UPDATE: Friday 24 March: A Corbyn spokesman told IBTimes UK: "He is not refusing to say 'terrorist'. The story is false."
Jeremy Corbyn's team have failed to deny reports that the Labour leader has "refused" to refer to the Westminster attack as an act of terrorism, when originally approached by IBTimes UK on Friday (24 March).
The left-winger condemned the vehicle and knife assault by Khalid Masood, 52, as an "atrocity" and a "violent incident", as well as laying flowers for the four victims of the attack and the dozens injured.
"[The] horrific attack in Westminster has shocked the whole country. All our thoughts are with the victims of this outrage, their loved ones, families and friends," Corbyn said in a statement on Wednesday (22 March).
"Those victims include civilians and police officers, Londoners and visitors, subjected to a brutal and indiscriminate assault.
"Our thanks and gratitude go to the police and emergency services who responded so bravely, and to those – including the MP Tobias Ellwood – who went to the aid of the injured and dying.
"This was not only an attack on innocent people. It was also an attack on our democracy. But I know that Londoners and people across the country will stand together in defence of our values and diversity."
The Prime Minister Theresa May and Metropolitan Police have continually referred to the incident as a "terrorist" attack.

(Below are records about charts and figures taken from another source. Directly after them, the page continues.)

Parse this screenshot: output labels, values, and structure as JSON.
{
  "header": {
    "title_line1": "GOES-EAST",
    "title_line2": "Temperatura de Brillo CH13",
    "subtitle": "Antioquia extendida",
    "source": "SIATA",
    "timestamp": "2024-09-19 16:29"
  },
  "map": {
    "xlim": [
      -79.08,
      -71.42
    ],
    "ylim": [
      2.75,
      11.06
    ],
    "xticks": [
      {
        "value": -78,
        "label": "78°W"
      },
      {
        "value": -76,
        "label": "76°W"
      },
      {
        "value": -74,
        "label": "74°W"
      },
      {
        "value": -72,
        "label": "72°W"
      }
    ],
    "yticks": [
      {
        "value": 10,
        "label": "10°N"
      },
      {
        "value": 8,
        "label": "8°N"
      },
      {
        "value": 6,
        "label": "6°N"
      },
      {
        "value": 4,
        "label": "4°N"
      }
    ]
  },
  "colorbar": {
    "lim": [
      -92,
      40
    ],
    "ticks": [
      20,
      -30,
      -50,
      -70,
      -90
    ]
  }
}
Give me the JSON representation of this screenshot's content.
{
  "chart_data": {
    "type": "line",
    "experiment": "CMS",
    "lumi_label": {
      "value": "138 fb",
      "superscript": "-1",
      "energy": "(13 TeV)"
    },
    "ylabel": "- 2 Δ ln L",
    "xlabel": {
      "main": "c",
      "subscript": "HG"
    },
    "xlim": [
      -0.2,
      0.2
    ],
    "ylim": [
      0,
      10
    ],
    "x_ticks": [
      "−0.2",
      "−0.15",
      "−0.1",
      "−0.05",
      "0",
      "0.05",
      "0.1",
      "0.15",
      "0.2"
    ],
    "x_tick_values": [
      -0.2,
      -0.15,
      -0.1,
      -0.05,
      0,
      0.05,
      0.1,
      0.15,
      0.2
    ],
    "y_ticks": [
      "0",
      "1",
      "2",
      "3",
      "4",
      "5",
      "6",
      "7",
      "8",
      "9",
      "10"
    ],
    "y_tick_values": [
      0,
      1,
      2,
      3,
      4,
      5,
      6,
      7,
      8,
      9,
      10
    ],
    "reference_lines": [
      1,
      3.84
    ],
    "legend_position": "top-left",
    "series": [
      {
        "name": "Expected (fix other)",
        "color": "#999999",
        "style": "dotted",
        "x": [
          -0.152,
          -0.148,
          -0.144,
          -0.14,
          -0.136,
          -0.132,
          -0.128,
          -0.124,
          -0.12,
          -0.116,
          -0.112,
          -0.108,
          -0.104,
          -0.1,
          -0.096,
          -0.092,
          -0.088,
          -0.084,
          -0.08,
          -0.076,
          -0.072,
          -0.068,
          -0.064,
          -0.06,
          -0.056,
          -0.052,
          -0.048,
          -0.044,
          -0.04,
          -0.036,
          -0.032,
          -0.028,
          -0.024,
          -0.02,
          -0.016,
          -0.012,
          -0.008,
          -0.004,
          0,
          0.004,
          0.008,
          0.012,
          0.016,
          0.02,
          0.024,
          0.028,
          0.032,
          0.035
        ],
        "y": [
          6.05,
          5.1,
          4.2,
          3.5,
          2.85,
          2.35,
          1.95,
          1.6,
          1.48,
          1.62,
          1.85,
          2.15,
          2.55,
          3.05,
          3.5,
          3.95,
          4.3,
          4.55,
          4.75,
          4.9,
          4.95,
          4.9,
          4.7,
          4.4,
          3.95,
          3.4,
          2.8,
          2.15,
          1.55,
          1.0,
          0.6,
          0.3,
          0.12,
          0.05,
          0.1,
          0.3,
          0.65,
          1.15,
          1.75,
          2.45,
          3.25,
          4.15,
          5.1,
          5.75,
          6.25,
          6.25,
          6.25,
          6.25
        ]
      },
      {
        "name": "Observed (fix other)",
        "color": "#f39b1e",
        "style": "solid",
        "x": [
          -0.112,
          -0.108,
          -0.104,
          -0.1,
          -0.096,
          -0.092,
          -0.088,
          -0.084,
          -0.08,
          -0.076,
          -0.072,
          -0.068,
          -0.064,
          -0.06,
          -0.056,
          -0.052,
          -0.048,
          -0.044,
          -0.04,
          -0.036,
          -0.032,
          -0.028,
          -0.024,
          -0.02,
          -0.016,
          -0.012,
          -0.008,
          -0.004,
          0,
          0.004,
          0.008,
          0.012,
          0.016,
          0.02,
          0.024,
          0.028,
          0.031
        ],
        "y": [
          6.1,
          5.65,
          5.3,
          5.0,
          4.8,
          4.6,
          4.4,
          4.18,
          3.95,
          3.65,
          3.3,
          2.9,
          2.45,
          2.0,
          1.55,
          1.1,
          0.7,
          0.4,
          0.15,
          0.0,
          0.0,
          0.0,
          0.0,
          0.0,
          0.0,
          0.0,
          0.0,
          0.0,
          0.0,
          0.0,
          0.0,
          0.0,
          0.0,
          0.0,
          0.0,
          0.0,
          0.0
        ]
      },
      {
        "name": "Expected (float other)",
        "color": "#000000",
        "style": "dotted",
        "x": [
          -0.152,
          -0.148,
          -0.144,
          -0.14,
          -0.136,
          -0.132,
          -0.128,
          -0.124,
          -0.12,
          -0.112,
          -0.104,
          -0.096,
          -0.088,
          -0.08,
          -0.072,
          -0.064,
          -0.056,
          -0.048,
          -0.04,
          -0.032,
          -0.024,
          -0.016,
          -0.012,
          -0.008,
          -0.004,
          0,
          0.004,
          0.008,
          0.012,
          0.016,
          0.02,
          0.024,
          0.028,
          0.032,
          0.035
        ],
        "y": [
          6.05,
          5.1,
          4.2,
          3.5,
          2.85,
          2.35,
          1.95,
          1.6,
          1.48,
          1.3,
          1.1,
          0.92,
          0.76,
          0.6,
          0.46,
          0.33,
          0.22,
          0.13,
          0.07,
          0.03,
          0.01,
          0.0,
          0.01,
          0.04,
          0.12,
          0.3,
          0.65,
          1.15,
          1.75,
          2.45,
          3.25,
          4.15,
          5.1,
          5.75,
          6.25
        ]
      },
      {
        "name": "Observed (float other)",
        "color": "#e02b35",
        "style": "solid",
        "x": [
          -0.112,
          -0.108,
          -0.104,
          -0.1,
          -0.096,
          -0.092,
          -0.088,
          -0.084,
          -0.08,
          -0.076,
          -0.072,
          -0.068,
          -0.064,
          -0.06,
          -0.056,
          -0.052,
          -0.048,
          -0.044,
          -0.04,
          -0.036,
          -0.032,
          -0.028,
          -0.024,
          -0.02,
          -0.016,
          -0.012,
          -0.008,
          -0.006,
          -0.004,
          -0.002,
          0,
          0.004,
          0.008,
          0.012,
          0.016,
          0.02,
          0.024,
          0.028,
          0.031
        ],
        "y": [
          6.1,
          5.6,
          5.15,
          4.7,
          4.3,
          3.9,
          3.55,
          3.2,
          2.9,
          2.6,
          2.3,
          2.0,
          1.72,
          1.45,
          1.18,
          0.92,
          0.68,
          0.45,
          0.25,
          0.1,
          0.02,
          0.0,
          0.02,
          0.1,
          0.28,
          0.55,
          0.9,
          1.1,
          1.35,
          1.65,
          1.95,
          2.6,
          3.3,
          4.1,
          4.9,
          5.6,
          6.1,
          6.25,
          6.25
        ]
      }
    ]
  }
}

But Corbyn, who has previously referred to Palestinian militant group Hamas and shia Islamist militants Hezbollah as "friends", has not used the same language since the attack.
Sir Gerald Howarth, the former Conservative minister, told The Daily Telegraph that the Labour leader was "in denial".
"He has declared support for Hamas and for Sinn Fein in the past and if he cannot be unequivocal about what happened yesterday, then he is simply not fit to be anywhere near the government of this country, let alone be in the charge of it as he aspires to be," the senior Conservative said.